The pain did stop, eventually. Banlor felt it fade, and other sensations began to make themselves known. His nails were full of dirt, and his fingertips bled where they had dragged across stones. The smell of blood, once almost all-consuming, was gone, replaced by the natural smells of the forest, and... something else. Something like snow or ice. Something cold.

The wind still rustled the winewoods around him, but the screams of his companions had ended. No sound other than the movement of the woods could be heard.
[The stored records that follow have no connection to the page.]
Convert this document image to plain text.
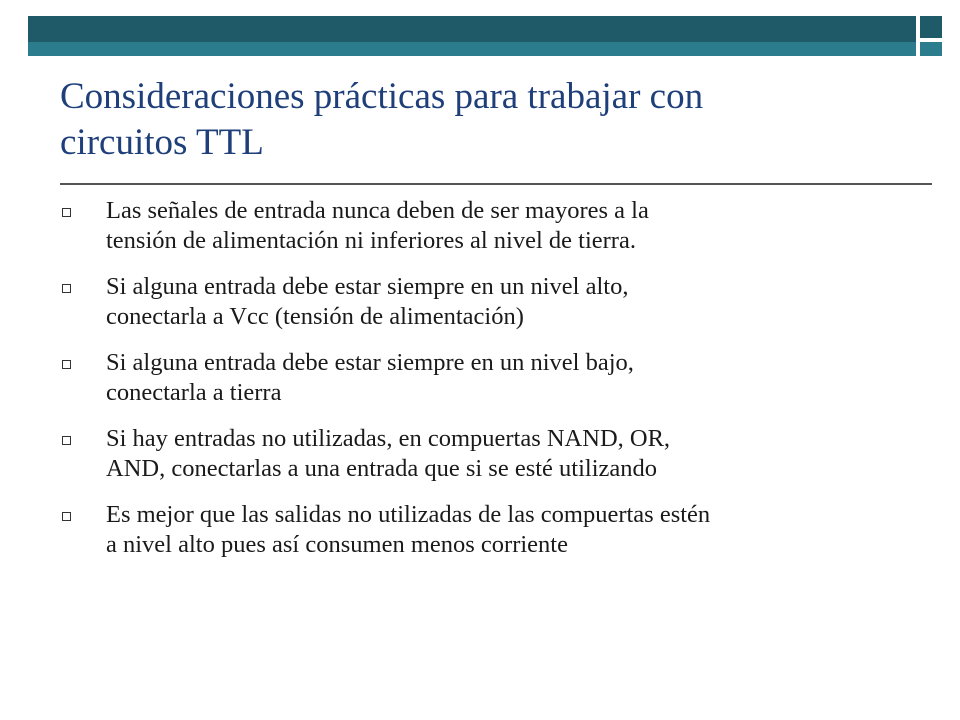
Consideraciones prácticas para trabajar con
circuitos TTL
Las señales de entrada nunca deben de ser mayores a la
tensión de alimentación ni inferiores al nivel de tierra.
Si alguna entrada debe estar siempre en un nivel alto,
conectarla a Vcc (tensión de alimentación)
Si alguna entrada debe estar siempre en un nivel bajo,
conectarla a tierra
Si hay entradas no utilizadas, en compuertas NAND, OR,
AND, conectarlas a una entrada que si se esté utilizando
Es mejor que las salidas no utilizadas de las compuertas estén
a nivel alto pues así consumen menos corriente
Blinking his eyes to clear them from the dirt that covered his face, he cautiously lifted his head.

Five glistening, bone-like chrysalises were his only company. No bodies or gore were visible, not even Clarissa’s river of blood.

He pulled his legs shakily under himself and rose to his feet to investigate the pods. Each was utterly smooth to the touch and cool, like fine marble. The material was the color of bone and totally opaque.

As he stroked the shell of the chrysalis that marked the last place Walina had lain, the surface cracked, developing a fine network of veins across it. Banlor leaped away, snatching his hand back protectively, lest the casing sprout new limbs and attack him as it had the others.

The surface of the pod flexed and heaved from the pressure of something within and then exploded, casting fragments forth about the glade. Banlor threw up an arm and turned his head protectively from the eruption. Cautiously, he looked back to see what new horror awaited him.

Walina stood amongst shells that, even now, were beginning to dissipate into curling tendrils of grey smoke. Not a scratch, bruise, or fleck of blood marred her silky skin. Even her once-shattered nose was restored. She looked just as she had the first night he had taken her to his bed. Banlor stood amazed and watched as the last of the shell fragments dissolved from the pile at the young woman’s fine feet. She stretched and patted her nude form, seeming to check each portion as if it had been picked from a shelf and was wholly unfamiliar, rather than the product of a lifetime. Whatever fault she searched for, it appeared not to exist, for a smile graced the soft features of her face. With the smile, the veil was lifted. Her eyes blinked to become the same solid black, for just an instant, as that of the lifeless orbs of the creature that had absorbed her flesh.

Yes, my pet
. Selen’s voice echoed in his mind, causing fresh shivers. Now you see. Laughter sounded in Banlor’s mind and seemed to come from the trees and everywhere around him. As Selen laughed, the other chrysalises opened and rendered forth their occupants.

Banlor echoed the laughter of his mistress and cared not that he shared her madness.